Trata-se de uma assistência para a mobilização social e capacitação com o fim de deter a propagação do ebola, fortalecer os planos de poupança e fornecer insumos agrícolas para as famílias rurais.

A atribuição monetária é um dos três acordos assinados nos quais o Fundo Fiduciário de Solidariedade Africana concede um total de 6,5 milhões de dólares para apoiar o trabalho da FAO em programas em todo o continente, incluindo o emprego de jovens nas zonas rurais e a Cooperação Sul-Sul.

O diretor-geral da FAO, José Graziano da Silva, afirmou que os fundos entregues indicam a vontade permanente dos países africanos para se ajudar mutuamente, não só em tempos de necessidades urgentes, como o de agora com a crise do ebola, senão também para assegurar o crescimento e a prosperidade futura do continente.

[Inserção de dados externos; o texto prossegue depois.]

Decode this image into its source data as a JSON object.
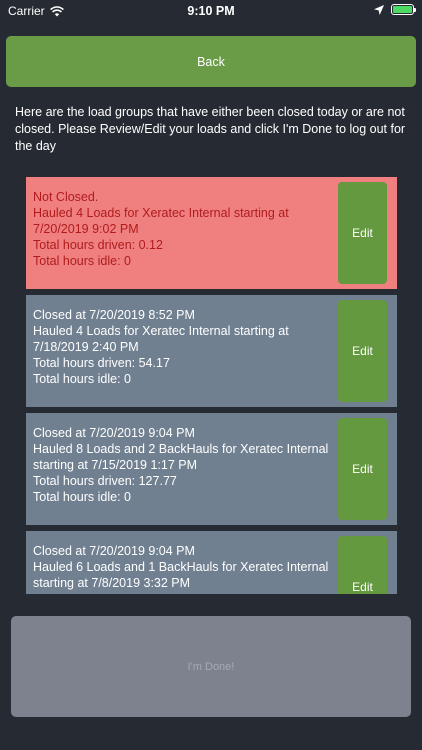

"O Fundo Fiduciário de Solidariedade Africana para a Segurança Alimentar é uma iniciativa única para mobilizar recursos na África para a África, com potencial para ajudar a acabar com a fome e aumentar a resistência das pessoas vulneráveis", declarou Crisantos Obama Ondo, embaixador da Guiné Equatorial nas Nações Unidas, com sede em Roma, e presidente do Comitê Diretivo do Fundo Fiduciário.

A FAO fez um chamado no mês passado para se conseguir aproximadamente 30 milhões de dólares que são necessários com urgência para diminuir o impacto da epidemia do ebola na segurança alimentar e nutricional das comunidades afetadas em Guiné, Libéria, Serra Leoa e os países vizinhos em situação de risco.